Despite worries over a looming asset bubble, the Hong Kong government will not likely impose further measures to curb the property market in the near-term.
Justin Chiu Kwok-hung, Executive Director at Cheung Kong (Holdings) said the remarks by Financial Secretary John Tsang Chun-wah that cautioned of a possible bubble “was a kind reminder to home buyers, on the potential risks from the European debt crisis.”
Tsang noted in a recent blog post that the property market will not be spared from Europe’s debt crisis, although loose monetary policies in developed countries could encourage more property purchases.
Chiu added that many buyers consider property an asset.
“Mortgage rates are around two percent now, compared to inflation of about five percent. Many home buyers are buying properties to offset inflationary pressures,” he noted.

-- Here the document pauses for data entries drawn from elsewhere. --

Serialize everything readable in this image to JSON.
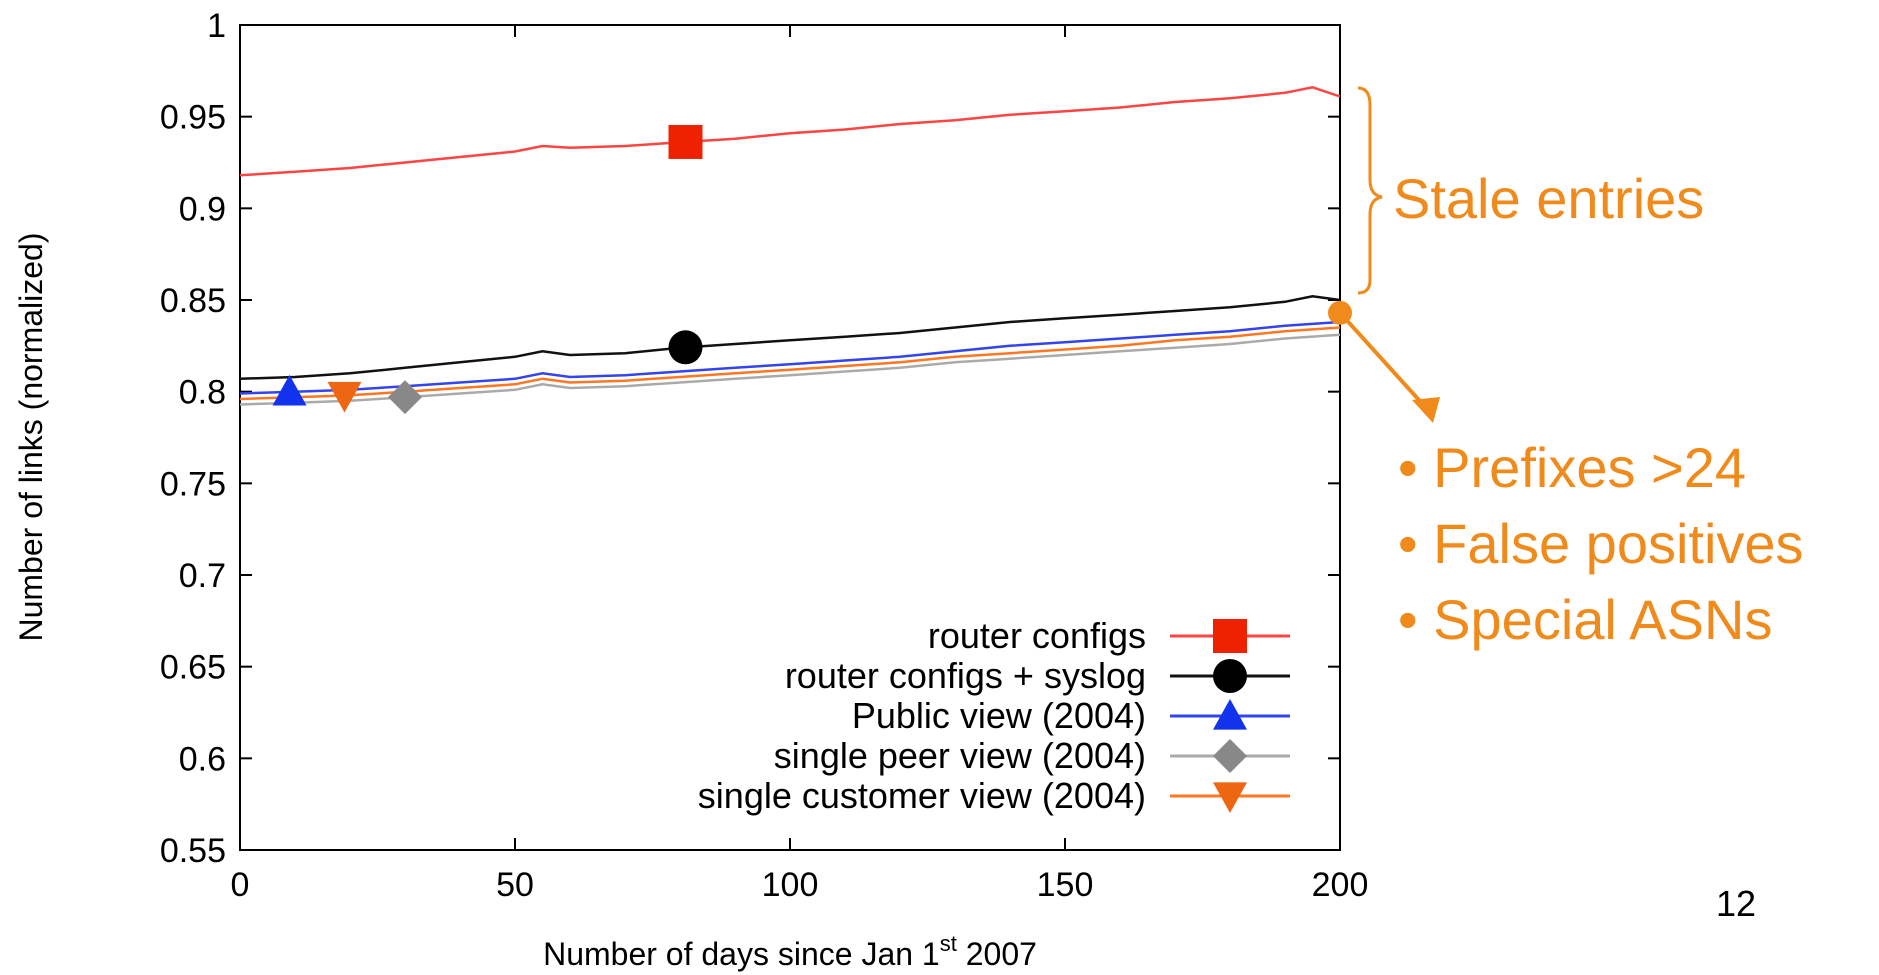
{
  "chart_data": {
    "type": "line",
    "xlabel": "Number of days since Jan 1",
    "xlabel_sup": "st",
    "xlabel_tail": " 2007",
    "ylabel": "Number of links (normalized)",
    "xlim": [
      0,
      200
    ],
    "ylim": [
      0.55,
      1
    ],
    "x_ticks": [
      0,
      50,
      100,
      150,
      200
    ],
    "x_tick_labels": [
      "0",
      "50",
      "100",
      "150",
      "200"
    ],
    "y_ticks": [
      0.55,
      0.6,
      0.65,
      0.7,
      0.75,
      0.8,
      0.85,
      0.9,
      0.95,
      1
    ],
    "y_tick_labels": [
      "0.55",
      "0.6",
      "0.65",
      "0.7",
      "0.75",
      "0.8",
      "0.85",
      "0.9",
      "0.95",
      "1"
    ],
    "grid": false,
    "legend_position": "bottom-right",
    "series": [
      {
        "name": "router configs",
        "color": "#ff4444",
        "marker": "square",
        "marker_color": "#ee2200",
        "marker_x": 81,
        "x": [
          0,
          10,
          20,
          30,
          40,
          50,
          55,
          60,
          70,
          80,
          90,
          100,
          110,
          120,
          130,
          140,
          150,
          160,
          170,
          180,
          190,
          195,
          200
        ],
        "y": [
          0.918,
          0.92,
          0.922,
          0.925,
          0.928,
          0.931,
          0.934,
          0.933,
          0.934,
          0.936,
          0.938,
          0.941,
          0.943,
          0.946,
          0.948,
          0.951,
          0.953,
          0.955,
          0.958,
          0.96,
          0.963,
          0.966,
          0.961
        ]
      },
      {
        "name": "router configs + syslog",
        "color": "#111111",
        "marker": "circle",
        "marker_color": "#000000",
        "marker_x": 81,
        "x": [
          0,
          10,
          20,
          30,
          40,
          50,
          55,
          60,
          70,
          80,
          90,
          100,
          110,
          120,
          130,
          140,
          150,
          160,
          170,
          180,
          190,
          195,
          200
        ],
        "y": [
          0.807,
          0.808,
          0.81,
          0.813,
          0.816,
          0.819,
          0.822,
          0.82,
          0.821,
          0.824,
          0.826,
          0.828,
          0.83,
          0.832,
          0.835,
          0.838,
          0.84,
          0.842,
          0.844,
          0.846,
          0.849,
          0.852,
          0.85
        ]
      },
      {
        "name": "Public view (2004)",
        "color": "#3344ee",
        "marker": "triangle-up",
        "marker_color": "#1133ee",
        "marker_x": 9,
        "x": [
          0,
          10,
          20,
          30,
          40,
          50,
          55,
          60,
          70,
          80,
          90,
          100,
          110,
          120,
          130,
          140,
          150,
          160,
          170,
          180,
          190,
          200
        ],
        "y": [
          0.799,
          0.8,
          0.801,
          0.803,
          0.805,
          0.807,
          0.81,
          0.808,
          0.809,
          0.811,
          0.813,
          0.815,
          0.817,
          0.819,
          0.822,
          0.825,
          0.827,
          0.829,
          0.831,
          0.833,
          0.836,
          0.838
        ]
      },
      {
        "name": "single peer view (2004)",
        "color": "#aaaaaa",
        "marker": "diamond",
        "marker_color": "#888888",
        "marker_x": 30,
        "x": [
          0,
          10,
          20,
          30,
          40,
          50,
          55,
          60,
          70,
          80,
          90,
          100,
          110,
          120,
          130,
          140,
          150,
          160,
          170,
          180,
          190,
          200
        ],
        "y": [
          0.793,
          0.794,
          0.795,
          0.797,
          0.799,
          0.801,
          0.804,
          0.802,
          0.803,
          0.805,
          0.807,
          0.809,
          0.811,
          0.813,
          0.816,
          0.818,
          0.82,
          0.822,
          0.824,
          0.826,
          0.829,
          0.831
        ]
      },
      {
        "name": "single customer view (2004)",
        "color": "#ff7722",
        "marker": "triangle-down",
        "marker_color": "#ee6611",
        "marker_x": 19,
        "x": [
          0,
          10,
          20,
          30,
          40,
          50,
          55,
          60,
          70,
          80,
          90,
          100,
          110,
          120,
          130,
          140,
          150,
          160,
          170,
          180,
          190,
          200
        ],
        "y": [
          0.796,
          0.797,
          0.798,
          0.8,
          0.802,
          0.804,
          0.807,
          0.805,
          0.806,
          0.808,
          0.81,
          0.812,
          0.814,
          0.816,
          0.819,
          0.821,
          0.823,
          0.825,
          0.828,
          0.83,
          0.833,
          0.835
        ]
      }
    ]
  },
  "annotations": {
    "stale_label": "Stale entries",
    "bullets": [
      "Prefixes >24",
      "False positives",
      "Special ASNs"
    ],
    "bullet_char": "•",
    "color": "#f08a1a",
    "point_x": 200,
    "point_y": 0.843
  },
  "page_number": "12"
}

Chiu also said that comparing the present property market to that of 1997 or 2000 is misleading, noting the huge difference in macroeconomic environments.
“One difference would be the home buyer groups. Back then, there were hardly any mainlanders buying homes. But now we have to take into account their purchasing power too.”
This year, Cheung Kong has already sold 1,300 units for a total of HK$10 billion (S$1.61 billion). For commercial properties under the Fortune REIT, Chiu hinted at selective rental increases.
Although businesses like Chinese medicine shops, cram schools and hairdressers “may not able to afford high rents,” Chiu still wants their presence, “because they have the personal network in the neighbourhood.”
Meanwhile, rental rates will be increased for businesses like banks, real estate agencies and fast food outlets.